There are hundreds of  thousands men and women presently registered on Wall Street - many of whom wrestled with the economic devastation of the Great Recession and found themselves left with no final option other than bankruptcy.  That circumstance found its way into the professional and personal lives of folks at small broker-dealers, at indie/regionals, and even at the big boys such as Merrill Lynch,Morgan Stanley, Wachovia, Lehman Brothers, Goldman Sachs, Bear Stearns, JP Morgan, etc.  The swath of financial devastation cut during the past several years has shaken many families.  As such, if you work on Wall Street and find yourself contemplating bankruptcy, make sure to familiarize yourself with the applicable disclosure rules.

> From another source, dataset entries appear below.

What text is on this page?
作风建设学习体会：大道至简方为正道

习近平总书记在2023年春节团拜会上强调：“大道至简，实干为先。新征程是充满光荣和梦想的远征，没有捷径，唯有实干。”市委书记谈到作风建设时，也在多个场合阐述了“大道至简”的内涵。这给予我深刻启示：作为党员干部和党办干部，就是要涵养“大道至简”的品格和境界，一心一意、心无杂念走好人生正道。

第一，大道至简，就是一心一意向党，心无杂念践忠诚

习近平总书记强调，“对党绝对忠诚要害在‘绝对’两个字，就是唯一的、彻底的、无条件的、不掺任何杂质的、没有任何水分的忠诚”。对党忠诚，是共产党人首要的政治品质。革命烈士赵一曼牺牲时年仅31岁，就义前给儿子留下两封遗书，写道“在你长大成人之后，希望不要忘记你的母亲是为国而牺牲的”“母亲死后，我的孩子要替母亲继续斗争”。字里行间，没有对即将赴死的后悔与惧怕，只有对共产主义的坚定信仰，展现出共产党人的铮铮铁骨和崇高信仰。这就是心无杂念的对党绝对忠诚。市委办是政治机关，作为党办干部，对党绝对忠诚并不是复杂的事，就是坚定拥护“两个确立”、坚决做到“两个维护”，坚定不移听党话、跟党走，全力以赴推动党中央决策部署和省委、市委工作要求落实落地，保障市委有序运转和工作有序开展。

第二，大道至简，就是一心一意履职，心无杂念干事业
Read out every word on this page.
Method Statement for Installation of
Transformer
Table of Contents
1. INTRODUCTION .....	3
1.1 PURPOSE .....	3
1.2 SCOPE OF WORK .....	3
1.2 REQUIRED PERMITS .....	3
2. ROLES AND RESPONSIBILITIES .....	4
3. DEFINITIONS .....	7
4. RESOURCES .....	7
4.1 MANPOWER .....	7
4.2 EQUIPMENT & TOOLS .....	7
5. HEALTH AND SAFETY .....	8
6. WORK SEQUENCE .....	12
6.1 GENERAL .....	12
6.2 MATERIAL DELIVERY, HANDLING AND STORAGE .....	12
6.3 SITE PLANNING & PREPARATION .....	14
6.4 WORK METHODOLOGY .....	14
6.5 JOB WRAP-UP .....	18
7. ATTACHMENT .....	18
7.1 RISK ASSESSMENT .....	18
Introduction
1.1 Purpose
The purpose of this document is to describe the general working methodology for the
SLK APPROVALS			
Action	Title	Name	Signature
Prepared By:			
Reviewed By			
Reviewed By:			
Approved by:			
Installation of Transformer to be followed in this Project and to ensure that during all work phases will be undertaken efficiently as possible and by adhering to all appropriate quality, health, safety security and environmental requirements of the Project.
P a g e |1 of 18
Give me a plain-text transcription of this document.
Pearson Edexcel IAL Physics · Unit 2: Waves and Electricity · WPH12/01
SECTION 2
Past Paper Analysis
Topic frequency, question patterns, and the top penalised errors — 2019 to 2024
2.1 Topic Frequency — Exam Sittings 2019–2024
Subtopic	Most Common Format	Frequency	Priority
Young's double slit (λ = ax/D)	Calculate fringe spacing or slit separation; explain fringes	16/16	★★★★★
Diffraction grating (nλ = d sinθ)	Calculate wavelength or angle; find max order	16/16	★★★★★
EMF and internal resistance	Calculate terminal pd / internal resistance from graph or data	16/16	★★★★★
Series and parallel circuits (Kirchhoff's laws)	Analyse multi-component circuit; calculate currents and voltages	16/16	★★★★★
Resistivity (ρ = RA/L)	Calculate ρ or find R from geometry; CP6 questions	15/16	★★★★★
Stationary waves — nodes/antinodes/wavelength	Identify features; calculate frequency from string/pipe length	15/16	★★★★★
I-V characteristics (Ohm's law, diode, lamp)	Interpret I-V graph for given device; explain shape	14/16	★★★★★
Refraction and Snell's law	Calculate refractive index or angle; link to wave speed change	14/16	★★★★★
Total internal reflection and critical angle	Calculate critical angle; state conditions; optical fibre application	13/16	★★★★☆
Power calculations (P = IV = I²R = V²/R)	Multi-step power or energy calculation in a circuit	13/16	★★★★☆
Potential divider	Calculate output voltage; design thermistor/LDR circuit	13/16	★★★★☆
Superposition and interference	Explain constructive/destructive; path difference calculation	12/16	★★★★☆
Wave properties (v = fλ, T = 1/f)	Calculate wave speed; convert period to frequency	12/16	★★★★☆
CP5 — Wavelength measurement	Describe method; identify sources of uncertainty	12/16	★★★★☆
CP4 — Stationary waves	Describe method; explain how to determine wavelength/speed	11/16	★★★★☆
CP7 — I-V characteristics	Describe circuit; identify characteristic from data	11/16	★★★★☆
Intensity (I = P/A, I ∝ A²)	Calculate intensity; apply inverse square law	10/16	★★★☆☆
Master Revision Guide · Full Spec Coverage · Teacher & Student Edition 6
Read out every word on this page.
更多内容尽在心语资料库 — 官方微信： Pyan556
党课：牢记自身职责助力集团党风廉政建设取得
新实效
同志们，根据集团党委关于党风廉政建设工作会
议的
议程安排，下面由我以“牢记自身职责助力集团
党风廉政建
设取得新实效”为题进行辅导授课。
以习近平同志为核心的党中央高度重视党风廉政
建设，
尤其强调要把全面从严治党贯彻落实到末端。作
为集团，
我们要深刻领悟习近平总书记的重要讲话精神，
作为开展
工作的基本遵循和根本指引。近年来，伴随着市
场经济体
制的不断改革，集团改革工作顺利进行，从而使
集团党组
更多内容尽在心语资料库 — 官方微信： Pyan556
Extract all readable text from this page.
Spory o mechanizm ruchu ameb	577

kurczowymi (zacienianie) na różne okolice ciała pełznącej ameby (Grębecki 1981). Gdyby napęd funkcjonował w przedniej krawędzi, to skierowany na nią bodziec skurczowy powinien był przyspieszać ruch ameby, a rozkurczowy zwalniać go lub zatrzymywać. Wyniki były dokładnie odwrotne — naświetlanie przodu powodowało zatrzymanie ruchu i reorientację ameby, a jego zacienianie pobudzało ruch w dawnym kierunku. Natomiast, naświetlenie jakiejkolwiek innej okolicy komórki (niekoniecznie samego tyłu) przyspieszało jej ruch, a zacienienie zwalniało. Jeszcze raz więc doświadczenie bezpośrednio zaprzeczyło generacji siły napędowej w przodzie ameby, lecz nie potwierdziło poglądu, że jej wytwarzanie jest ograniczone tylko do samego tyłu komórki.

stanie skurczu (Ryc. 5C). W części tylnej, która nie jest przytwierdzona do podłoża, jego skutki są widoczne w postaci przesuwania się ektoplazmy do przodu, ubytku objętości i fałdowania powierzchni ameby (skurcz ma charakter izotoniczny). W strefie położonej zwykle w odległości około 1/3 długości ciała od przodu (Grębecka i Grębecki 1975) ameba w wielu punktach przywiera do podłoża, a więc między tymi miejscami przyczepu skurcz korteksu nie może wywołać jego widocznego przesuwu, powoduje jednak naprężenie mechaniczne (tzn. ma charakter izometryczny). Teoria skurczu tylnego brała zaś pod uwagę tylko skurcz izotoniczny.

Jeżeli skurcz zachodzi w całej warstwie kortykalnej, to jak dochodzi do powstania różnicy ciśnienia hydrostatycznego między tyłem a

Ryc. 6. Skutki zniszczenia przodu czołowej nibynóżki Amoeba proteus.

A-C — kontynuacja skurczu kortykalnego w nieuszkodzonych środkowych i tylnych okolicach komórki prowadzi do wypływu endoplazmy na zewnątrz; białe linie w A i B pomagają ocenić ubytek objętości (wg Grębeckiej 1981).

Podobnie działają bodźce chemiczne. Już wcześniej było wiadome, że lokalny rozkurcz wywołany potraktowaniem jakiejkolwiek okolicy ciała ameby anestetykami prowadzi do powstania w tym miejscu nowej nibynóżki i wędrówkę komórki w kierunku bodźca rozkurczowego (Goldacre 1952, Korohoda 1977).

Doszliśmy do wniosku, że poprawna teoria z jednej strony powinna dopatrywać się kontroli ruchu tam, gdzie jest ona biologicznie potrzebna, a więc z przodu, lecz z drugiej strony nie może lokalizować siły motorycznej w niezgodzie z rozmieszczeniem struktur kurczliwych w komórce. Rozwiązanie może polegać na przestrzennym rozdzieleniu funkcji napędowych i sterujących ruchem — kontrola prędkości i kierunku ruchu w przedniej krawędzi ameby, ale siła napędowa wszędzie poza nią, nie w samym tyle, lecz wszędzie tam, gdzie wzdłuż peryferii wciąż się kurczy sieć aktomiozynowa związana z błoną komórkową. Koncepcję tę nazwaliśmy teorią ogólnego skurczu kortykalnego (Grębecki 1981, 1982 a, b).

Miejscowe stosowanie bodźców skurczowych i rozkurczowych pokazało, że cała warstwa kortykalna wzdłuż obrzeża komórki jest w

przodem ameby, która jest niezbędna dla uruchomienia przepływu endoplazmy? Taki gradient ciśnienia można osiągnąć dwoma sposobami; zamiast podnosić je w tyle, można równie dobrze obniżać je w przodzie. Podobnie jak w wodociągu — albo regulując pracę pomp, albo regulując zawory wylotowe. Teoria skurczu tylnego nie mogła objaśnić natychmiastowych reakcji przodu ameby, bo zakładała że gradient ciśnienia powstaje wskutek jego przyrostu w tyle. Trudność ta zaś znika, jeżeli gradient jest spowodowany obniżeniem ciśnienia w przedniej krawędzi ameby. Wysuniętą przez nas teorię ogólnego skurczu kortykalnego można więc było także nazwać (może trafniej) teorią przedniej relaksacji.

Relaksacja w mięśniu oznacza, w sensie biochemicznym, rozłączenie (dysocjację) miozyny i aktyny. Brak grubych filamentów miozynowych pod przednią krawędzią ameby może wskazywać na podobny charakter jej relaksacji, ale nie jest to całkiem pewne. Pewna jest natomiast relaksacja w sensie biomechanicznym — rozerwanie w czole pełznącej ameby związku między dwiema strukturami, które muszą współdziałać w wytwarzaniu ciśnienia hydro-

Finally, note that FINRA did not charge Patti with having "willfully" failed to disclose the bankruptcy - if he had settled such a charge, on top of the fine and suspension, he would have been deemed statutorily disqualified.  For some guidance on this issue, see, for example:

the broker must have understood that he was violating a particular rule in order to be found to have willfully violated that rule. In doing so, we explained that "[i]t has been uniformly held  that willfully' in this context means intentionally committing the act which constitutes the violation. There is no requirement that the actor also be aware that he is violating one of the Rules or Acts. . .

If you anticipate seeking a discharge in bankruptcy, make sure to review the applicable Form U4 questions (preferably with your bankruptcy attorney):

Financial Disclosure


Within the past 10 years:

(1) have you made a compromise with creditors, filed a bankruptcy petition or been the subject of an involuntary bankruptcy petition?

(2) based upon events that occurred while you exercised control over it, has an organization made a compromise with creditors, filed a bankruptcy petition or been the subject of an involuntary bankruptcy petition?

(3) based upon events that occurred while you exercised control over it, has a broker or dealer been the subject of an involuntary bankruptcy petition, or had a trustee appointed, or had a direct payment procedure initiated under the Securities Investor Protection Act?